Almost, every other day I get an email or an sms from banks asking me to link my accounts and my Aadhar number.
The email typically says: “The Prevention of Money Laundering (Maintenance of Records) Rules, 2005 (“PML Rules 2005”) have been amended with effect from June 1, 2017 to require Aadhaar for every bank account. All existing Bank accounts have to be verified with Aadhaar by the banks by 31st December,2017, failing which the accounts will become inoperative.”
At the same time, a mobile phone company also sends out reminders at regular intervals asking me to link my phone number with my Aadhar number. The couple of times I visited their office in the recent past, I have been reminded of the same.
The last time I logged on to an airline website to carry out a web-checkin, I was asked for my Aadhar number, though this was optional.
When I applied for an ISBN (International Standard Book Number) for my last book, I was asked for my Aadhar number. An Aadhar number is now required for access to a whole host of government welfare programmes. The idea is to ensure that only those who genuinely qualify for the programme have access to it.
On the whole, the idea seems to be to use Aadhar to identify those people who are not paying their share of income tax, by figuring out their spending patterns.

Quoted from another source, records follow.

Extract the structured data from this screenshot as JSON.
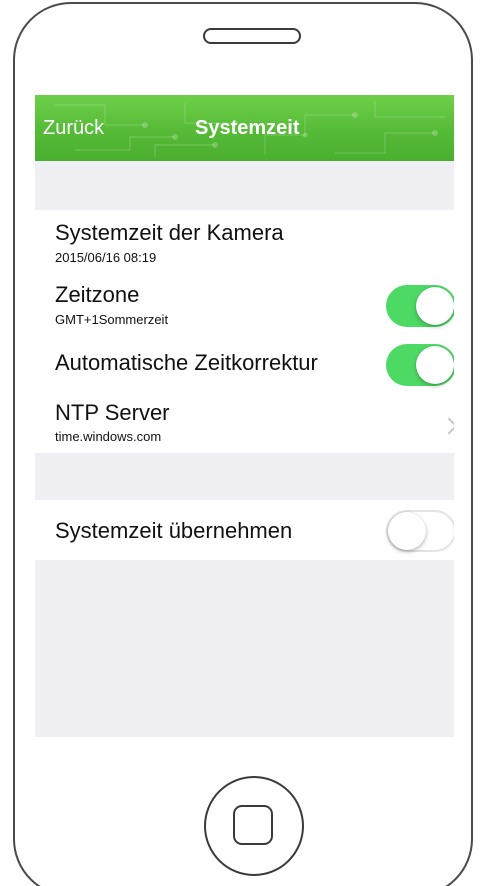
{
  "navbar": {
    "back_label": "Zurück",
    "title": "Systemzeit",
    "accent_color": "#55bb37"
  },
  "settings": {
    "camera_time": {
      "label": "Systemzeit der Kamera",
      "value": "2015/06/16 08:19"
    },
    "timezone": {
      "label": "Zeitzone",
      "value": "GMT+1Sommerzeit",
      "enabled": true
    },
    "auto_correction": {
      "label": "Automatische Zeitkorrektur",
      "enabled": true
    },
    "ntp_server": {
      "label": "NTP Server",
      "value": "time.windows.com"
    },
    "adopt_time": {
      "label": "Systemzeit übernehmen",
      "enabled": false
    }
  },
  "colors": {
    "toggle_on": "#4cd964",
    "background": "#efeff4"
  }
}
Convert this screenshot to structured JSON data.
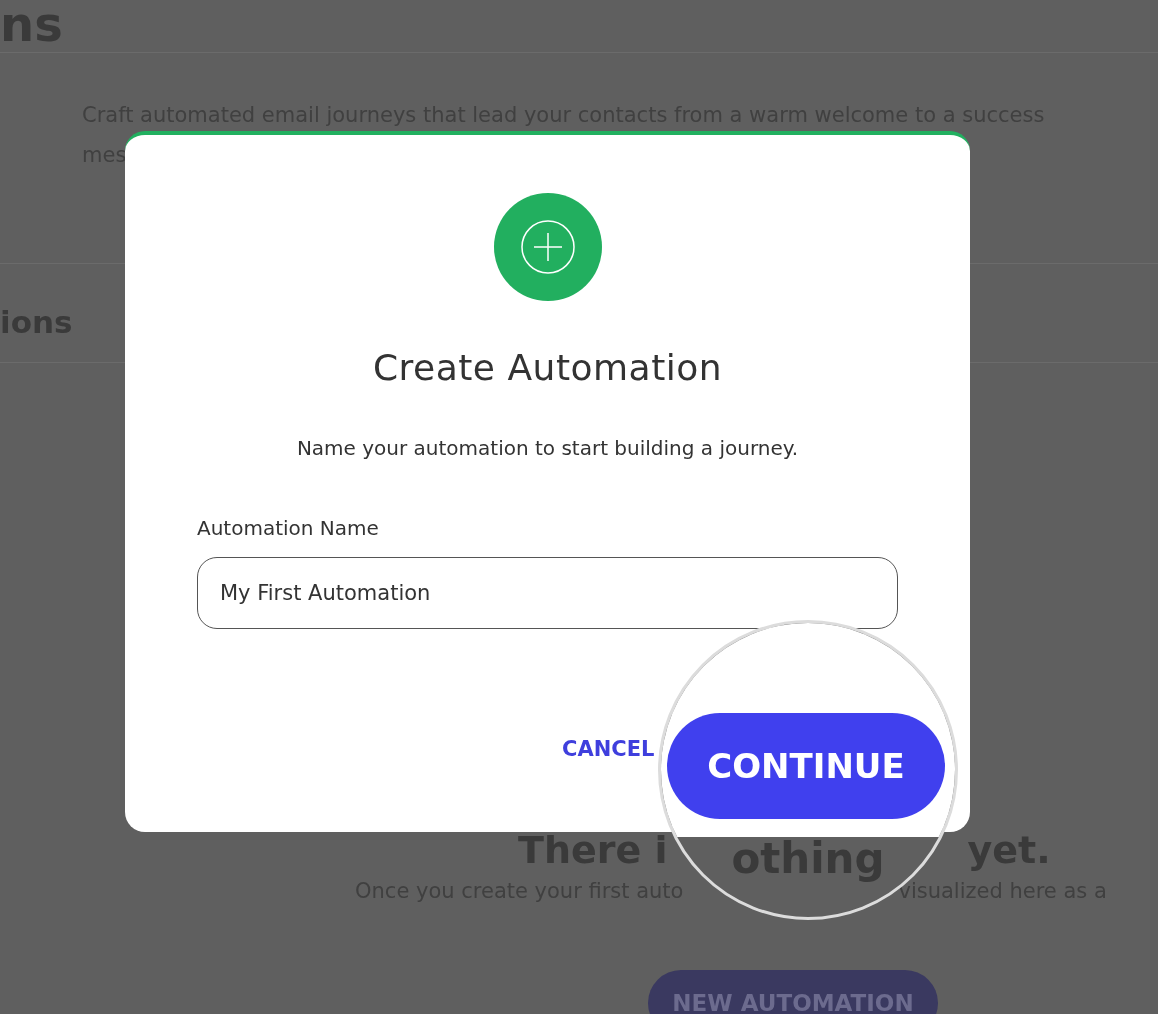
{
  "background": {
    "heading": "ns",
    "description": [
      "Craft automated email journeys that lead your contacts from a warm welcome to a success",
      "mes"
    ],
    "section_heading": "ions",
    "empty_title": [
      "There i",
      "yet."
    ],
    "empty_text": [
      "Once you create your first auto",
      "visualized here as a"
    ],
    "new_button": "NEW AUTOMATION"
  },
  "dialog": {
    "title": "Create Automation",
    "subtitle": "Name your automation to start building a journey.",
    "field": {
      "label": "Automation Name",
      "value": "My First Automation"
    },
    "cancel": "CANCEL"
  },
  "magnifier": {
    "button": "CONTINUE",
    "text": "othing"
  }
}
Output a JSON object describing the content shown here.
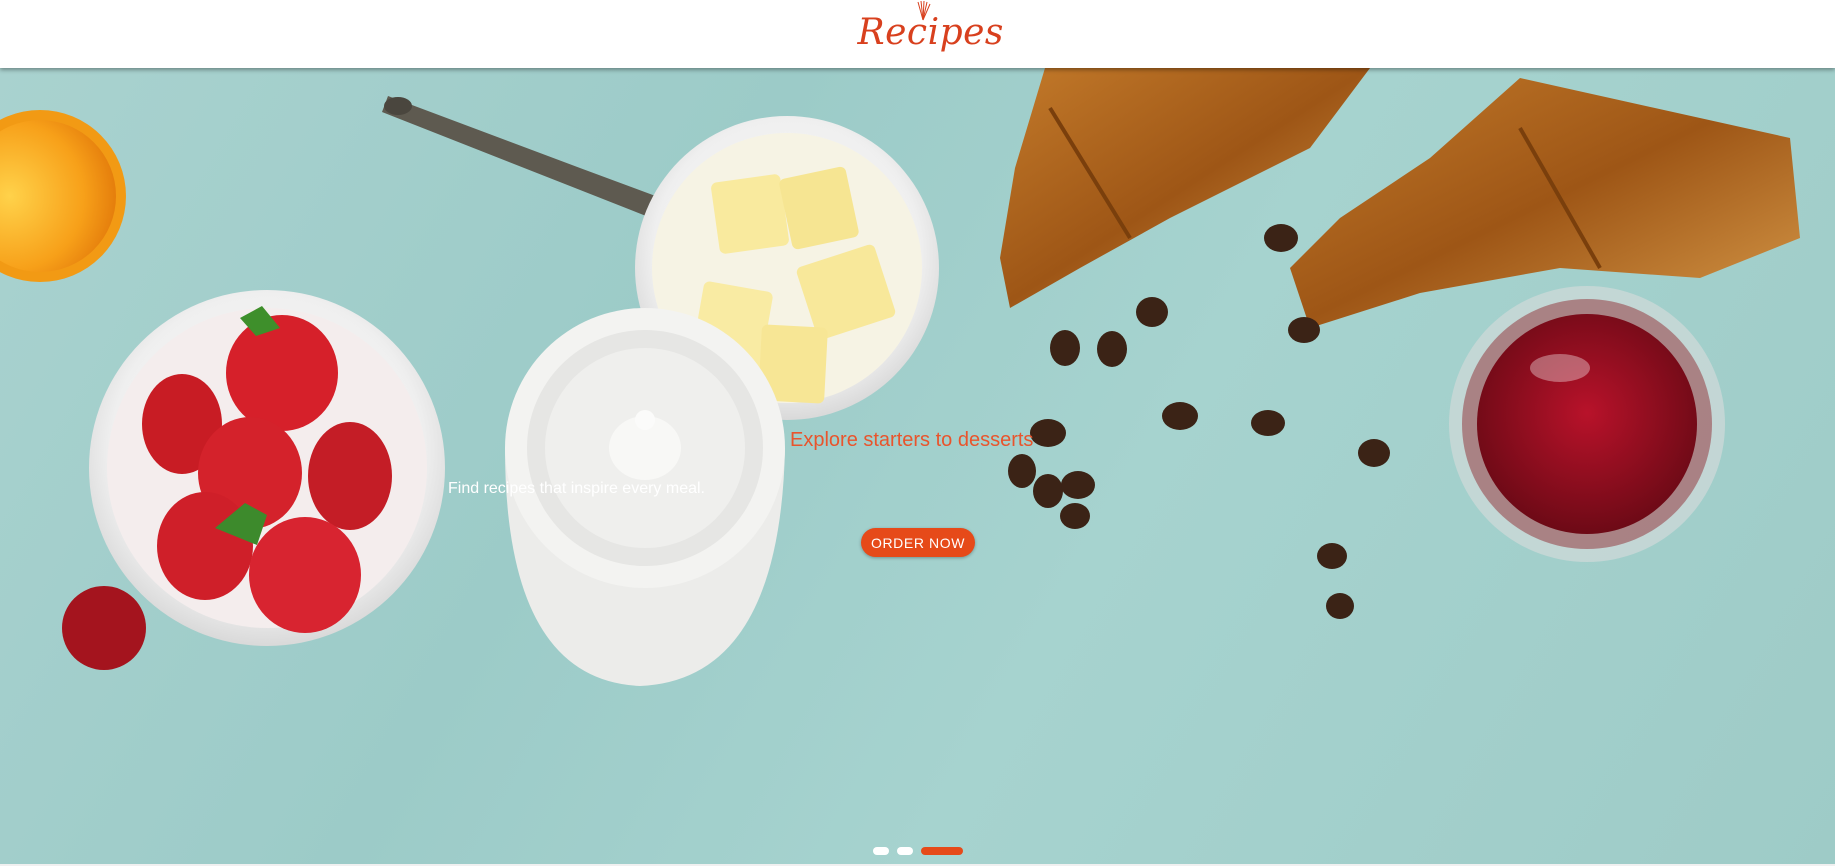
{
  "header": {
    "logo_text": "Recipes",
    "logo_icon": "whisk-icon"
  },
  "hero": {
    "heading": "Explore starters to desserts",
    "subtitle": "Find recipes that inspire every meal.",
    "button_label": "ORDER NOW",
    "slides": [
      {
        "active": false
      },
      {
        "active": false
      },
      {
        "active": true
      }
    ]
  },
  "colors": {
    "accent": "#e64a19",
    "logo": "#d8401e",
    "background": "#a6d3cf"
  }
}
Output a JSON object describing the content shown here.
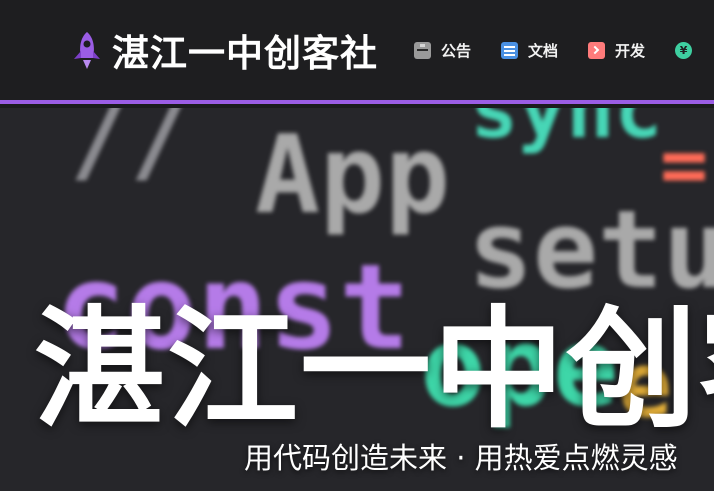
{
  "brand": {
    "title": "湛江一中创客社",
    "logo_icon": "rocket-icon",
    "accent_color": "#9b5de5"
  },
  "nav": {
    "items": [
      {
        "label": "公告",
        "icon": "announcement-icon"
      },
      {
        "label": "文档",
        "icon": "document-icon"
      },
      {
        "label": "开发",
        "icon": "terminal-icon"
      },
      {
        "label": "",
        "icon": "yen-icon"
      }
    ]
  },
  "hero": {
    "title": "湛江一中创客社",
    "subtitle": "用代码创造未来 · 用热爱点燃灵感",
    "background_code": [
      "//",
      "sync",
      "=",
      "App",
      "setup",
      "const",
      "ope",
      "e"
    ]
  }
}
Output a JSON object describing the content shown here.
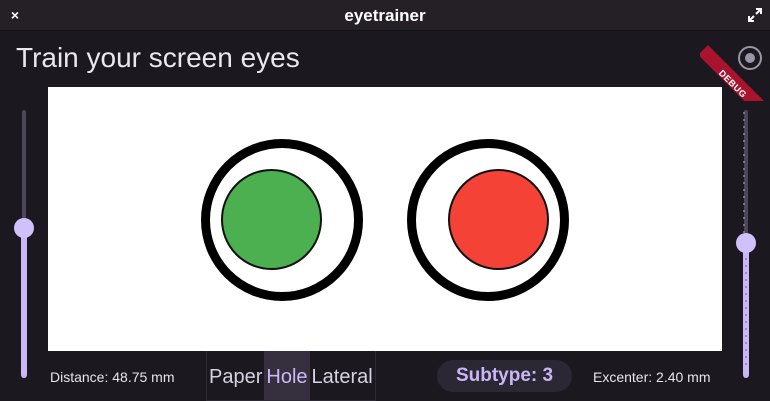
{
  "window": {
    "title": "eyetrainer",
    "close_symbol": "×"
  },
  "header": {
    "title": "Train your screen eyes",
    "debug_banner": "DEBUG"
  },
  "distance_slider": {
    "level": 0.51
  },
  "excenter_slider": {
    "level": 0.45
  },
  "targets": [
    {
      "name": "left-target",
      "fill_color": "#4caf50"
    },
    {
      "name": "right-target",
      "fill_color": "#f44336"
    }
  ],
  "bottom": {
    "distance_label": "Distance: 48.75 mm",
    "excenter_label": "Excenter: 2.40 mm",
    "modes": [
      "Paper",
      "Hole",
      "Lateral"
    ],
    "selected_mode": "Hole",
    "subtype_label": "Subtype: 3"
  },
  "colors": {
    "accent": "#c9b6f6",
    "background": "#1b1820",
    "canvas": "#ffffff"
  }
}
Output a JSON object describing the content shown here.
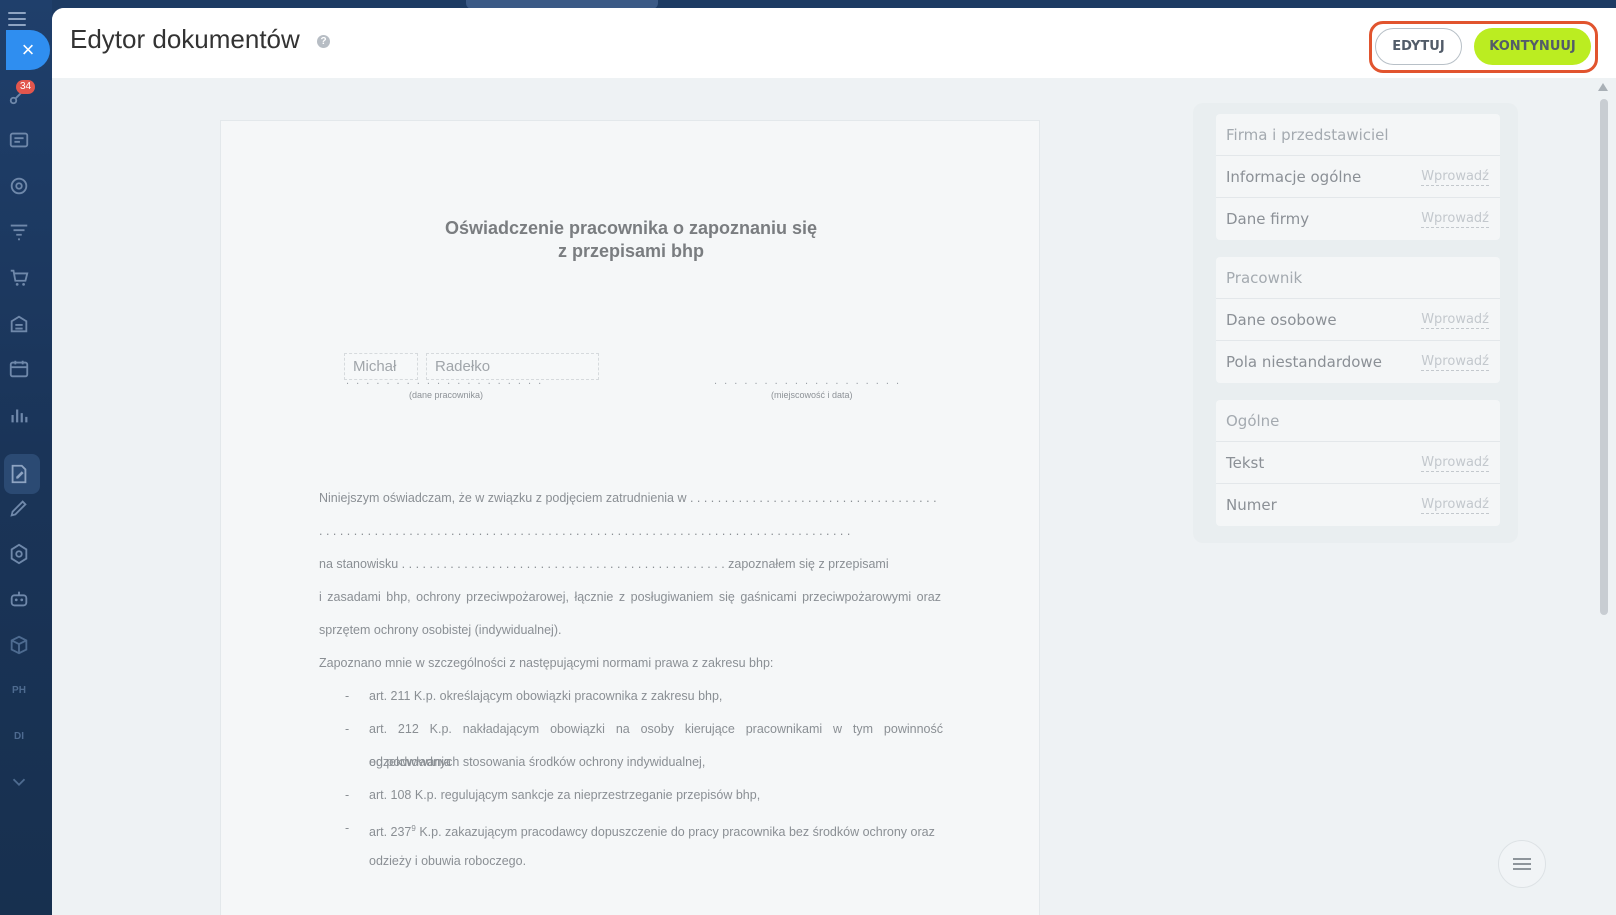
{
  "header": {
    "title": "Edytor dokumentów",
    "help_icon": "?",
    "edit_label": "EDYTUJ",
    "continue_label": "KONTYNUUJ"
  },
  "sidebar": {
    "close_icon": "×",
    "badge": "34",
    "icons": [
      "menu-icon",
      "close-icon",
      "activity-icon",
      "crm-card-icon",
      "target-icon",
      "funnel-icon",
      "cart-icon",
      "store-icon",
      "calendar-icon",
      "analytics-icon",
      "document-sign-icon",
      "pen-icon",
      "hexagon-icon",
      "robot-icon",
      "cube-icon",
      "ph-text-icon",
      "di-text-icon",
      "chevron-down-icon"
    ],
    "text_icons": [
      "PH",
      "DI"
    ]
  },
  "document": {
    "title_line1": "Oświadczenie pracownika o zapoznaniu się",
    "title_line2": "z przepisami bhp",
    "first_name": "Michał",
    "last_name": "Radełko",
    "employee_caption": "(dane pracownika)",
    "place_caption": "(miejscowość i data)",
    "para1": "Niniejszym oświadczam, że w związku z podjęciem zatrudnienia w . . . . . . . . . . . . . . . . . . . . . . . . . . . . . . . . . . . .",
    "para1_dots": ". . . . . . . . . . . . . . . . . . . . . . . . . . . . . . . . . . . . . . . . . . . . . . . . . . . . . . . . . . . . . . . . . . . . . . . . . . . . .",
    "para2_a": "na stanowisku . . . . . . . . . . . . . . . . . . . . . . . . . . . . . . . . . . . . . . . . . . . . . . .   zapoznałem się z przepisami",
    "para2_b": "i zasadami bhp, ochrony przeciwpożarowej, łącznie z posługiwaniem się gaśnicami przeciwpożarowymi oraz",
    "para2_c": "sprzętem ochrony osobistej (indywidualnej).",
    "para3": "Zapoznano mnie w szczególności z następującymi normami prawa z zakresu bhp:",
    "items": [
      {
        "dash": "-",
        "line1": "art. 211 K.p. określającym obowiązki pracownika z zakresu bhp,",
        "line2": ""
      },
      {
        "dash": "-",
        "line1": "art. 212 K.p. nakładającym obowiązki na osoby kierujące pracownikami w tym powinność egzekwowania",
        "line2": "od podwładnych stosowania środków ochrony indywidualnej,"
      },
      {
        "dash": "-",
        "line1": "art. 108 K.p. regulującym sankcje za nieprzestrzeganie przepisów bhp,",
        "line2": ""
      },
      {
        "dash": "-",
        "line1_pre": "art. 237",
        "line1_sup": "9",
        "line1_post": " K.p. zakazującym pracodawcy dopuszczenie do pracy pracownika bez środków ochrony oraz",
        "line2": "odzieży i obuwia roboczego."
      }
    ]
  },
  "fields_panel": {
    "groups": [
      {
        "title": "Firma i przedstawiciel",
        "rows": [
          {
            "label": "Informacje ogólne",
            "action": "Wprowadź"
          },
          {
            "label": "Dane firmy",
            "action": "Wprowadź"
          }
        ]
      },
      {
        "title": "Pracownik",
        "rows": [
          {
            "label": "Dane osobowe",
            "action": "Wprowadź"
          },
          {
            "label": "Pola niestandardowe",
            "action": "Wprowadź"
          }
        ]
      },
      {
        "title": "Ogólne",
        "rows": [
          {
            "label": "Tekst",
            "action": "Wprowadź"
          },
          {
            "label": "Numer",
            "action": "Wprowadź"
          }
        ]
      }
    ]
  },
  "colors": {
    "accent_blue": "#2f8ef0",
    "continue_green": "#bbed21",
    "highlight_red": "#e1542e",
    "badge_red": "#e2564d"
  }
}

On August 23, 2017, a notification was introduced which brought jewellers with a turnover of more than Rs 2 crore, under the Prevent of Money Laundering Act.
The limit for reporting transactions under the Act is at Rs 50,000. Basically, anyone using cash to buy gold jewellery over Rs 50,000 had to show his or her PAN card. Before this, since December 2015, anyone buying gold above Rs 2 lakh, had to show a PAN card.
With the August notification, the limit for showing the PAN card was lowered from Rs 2 lakh to Rs 50,000. Recently, the August 23 notification was rescinded. In doing so, the limit till which gold could be bought in cash without providing any identification jumped up again to Rs 2 lakh.
This, brings multiple questions to the fore. First and foremost, when every bank account holder needs to link his bank account to the Aadhar number, why doesn’t the same rule apply to anyone buying gold using cash. When every mobile phone user is being pestered to link his mobile number to his Aadhar number, why doesn’t the same rule apply to anyone buying gold using cash.
If it is important to clearly identify bank accounts and mobile numbers, it is also important to clearly identify who is buying gold. The question that arises here is that who buys gold in cash.
As the report titled A Study in Widening of Tax Base and Tackling Black Money produced by the business lobby FICCI points out: “The black money holders invest in bullion and Jewellery to protect the value of their black money from inflationary depreciation. Cash sales in the gold and Jewellery trade gives the buyer an option to convert black money into gold and Jewellery, while it gives the trader the option of keeping his unaccounted wealth in the form of stock, not disclosed in the books or valued at less than market price.”
The point being those who have black money like to buy gold in its various forms, using cash. If cash sales of gold need to be attacked it is important that some sort of identity of the individual buying gold be established.
Nevertheless, the Narendra Modi government doesn’t seem to think like that. Different rules for different people. As George Orwell writes towards the end of his brilliant book Animal Farm: “There was nothing there now except a single Commandment. It ran: All animals are equal but some animals are more equal than others.”